Installation was not straightforward. The documentation provides a list of prerequisite software add-ons and knowledge bases (KBs) that must first be installed, and in the correct order. There are some installation scenarios that even require Microsoft Office itself to be reinstalled. Control of the product was done via configuration files. These needed to be stored either locally or centrally, and then each instance of the software was pointed toward those configuration files by way of registry keys, deployment of which was left as an exercise for the user. We at the SC Labs wound up storing the configuration files in a secure location on a file server and used group policy to push out registry changes to our test stations. While this worked well for us and we appreciate the flexibility that the approach offers, the whole implementation felt sloppy. We would have liked to see a more formal central administration tool, instead of merely some suggestions in the administrator's guide outlining what a web application could possibly do that the end-users write themselves.

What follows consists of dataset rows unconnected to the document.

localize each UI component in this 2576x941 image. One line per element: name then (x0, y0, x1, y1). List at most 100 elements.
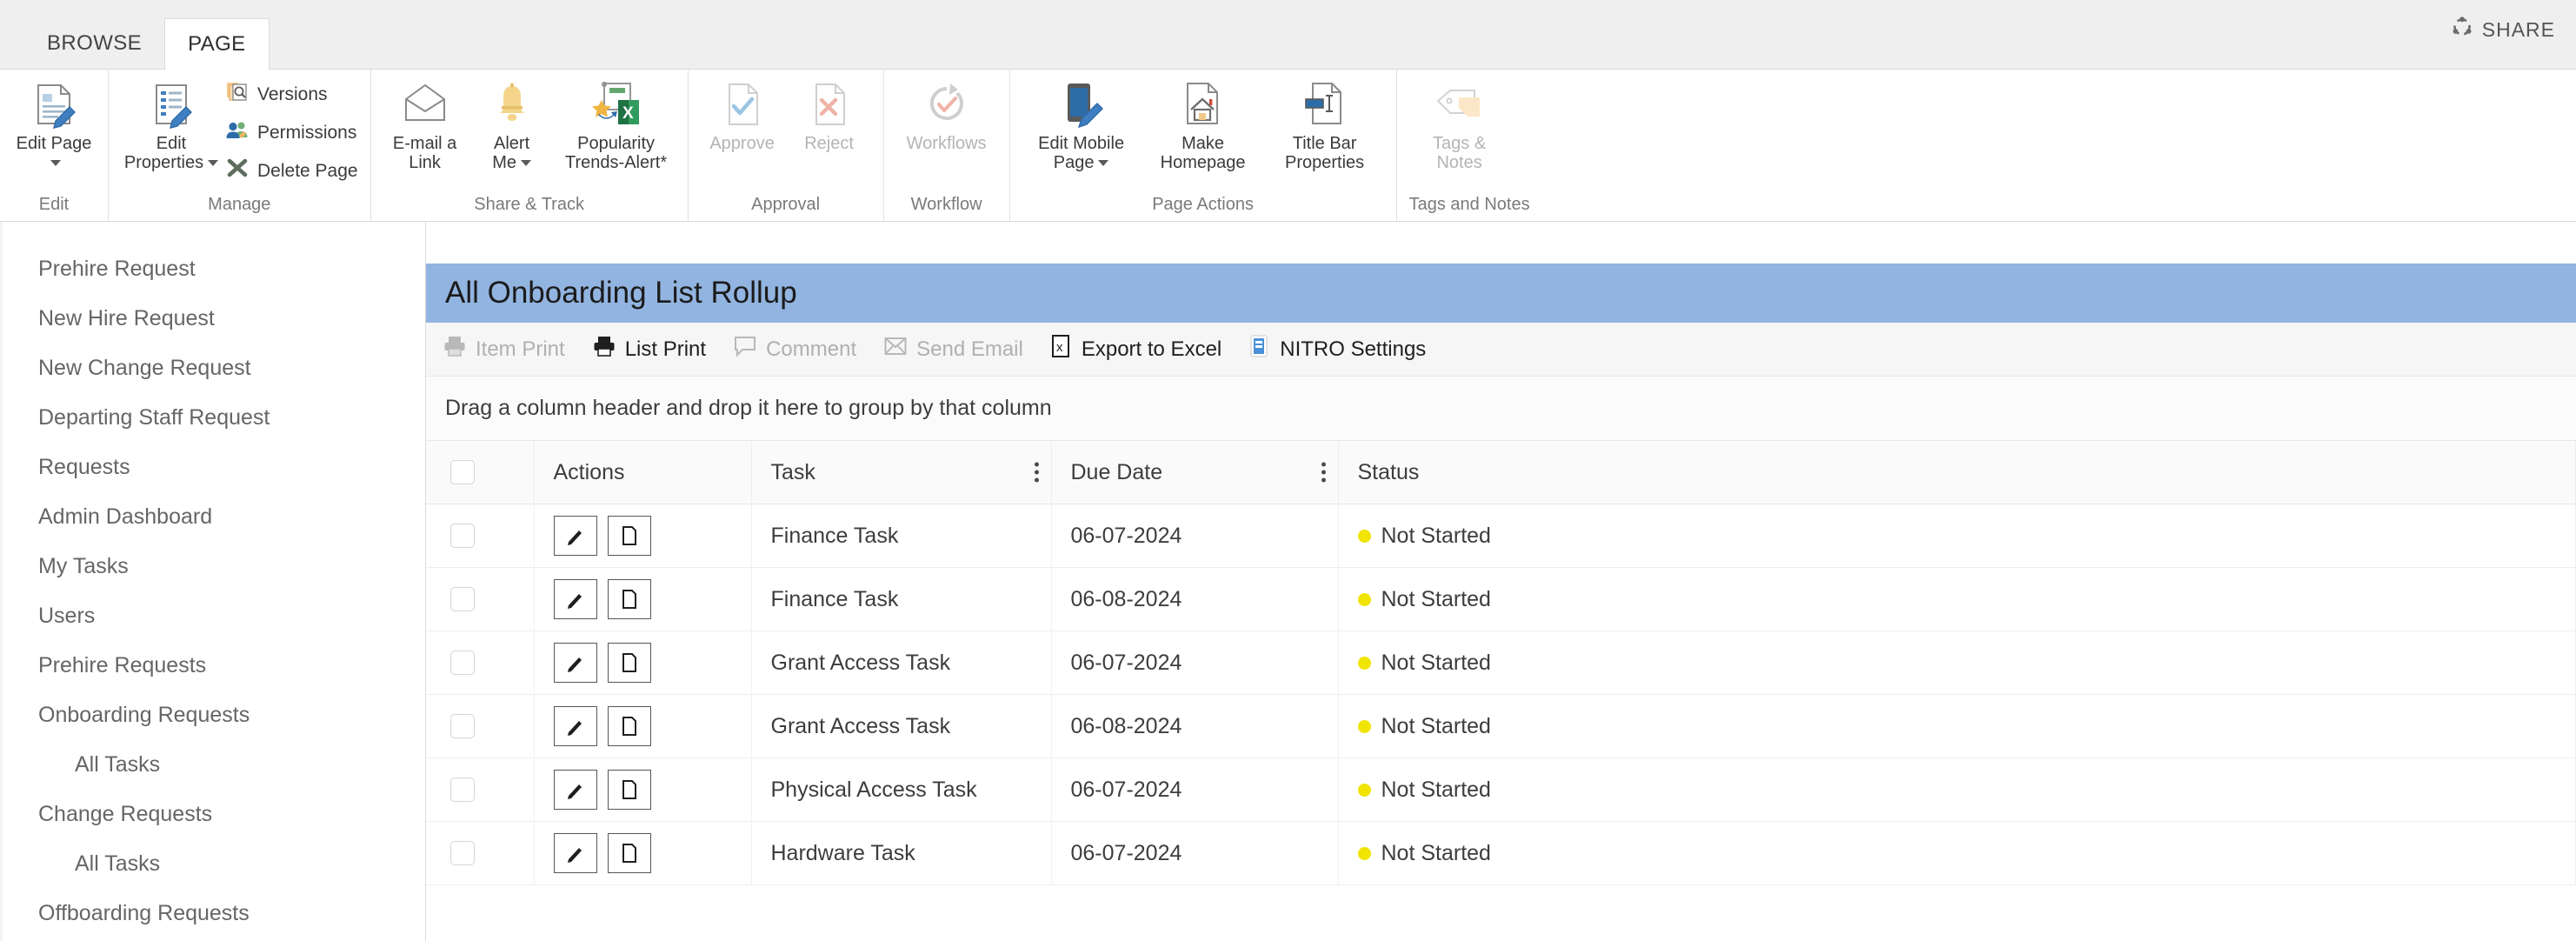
ribbon-group-workflow-label: Workflow (910, 195, 982, 214)
versions-button[interactable]: Versions (225, 80, 358, 110)
export-to-excel-button[interactable]: x Export to Excel (1051, 335, 1237, 364)
table-row[interactable]: Grant Access Task 06-08-2024 Not Started (426, 694, 2576, 758)
view-row-button[interactable] (607, 643, 651, 683)
row-checkbox[interactable] (450, 651, 475, 675)
view-row-button[interactable] (607, 579, 651, 619)
edit-row-button[interactable] (553, 579, 597, 619)
title-bar-properties-button[interactable]: Title Bar Properties (1266, 75, 1384, 172)
row-select-cell[interactable] (426, 504, 535, 568)
row-task-cell: Grant Access Task (751, 694, 1052, 758)
view-row-button[interactable] (607, 706, 651, 746)
ribbon-group-approval-label: Approval (751, 195, 821, 214)
sidebar-item-offboarding-requests[interactable]: Offboarding Requests (0, 889, 425, 938)
edit-row-button[interactable] (553, 770, 597, 810)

The tool itself is an add-on for Microsoft Outlook and is designed to work in environments that have strict data classification requirements. On creating a new message, a series of new buttons are added to the toolbar, which allow the end-user to select how to classify the message (e.g., public, internal, classified and more). The software can modify the email body, placing tags or disclaimers based on the classification selections made at the time of sending. It also can scan messages and attachments to automatically classify a message, or prompt the user to apply a recommended classification. Message classes can be configured to provide message blocking based on keywords or recipients, and can scan Active Directory to provide classification based on group membership of the sender. Beyond that, however, it relies on external applications - the software doesn't do any of its own encryption and can only force digital signing or S/MIME if those features are already configured in the target environment. Additionally, end-users needing to scan PDF attachments are required to purchase an add-on from a third party. Also worth noting is the fact that the workstation operating system and the version of Outlook installed must match bit types.
Documentation comes as a 324-page PDF file. While there are hotlinks in places, there were no bookmarks, and so we found ourselves paging up and down quite often. The content itself was well done, with descriptive text and plenty of screen shots.
Customers receive eight-hours-a-day/five-days-a-week support, which provides access to phone and email technicians and access to the company's website support portal. This offers a knowledge base, user forums, FAQs and the ability to log support cases. Unfortunately, TITUS does not offer 24/7 support.
The tool retails for $26.95 per user based on 5,000-plus users, with a maintenance charge of $6.74/seat/year. Volume discounts are available.
While it’s a fine tool for categorizing messages, TITUS Message Classification shouldn’t really be considered an email security product.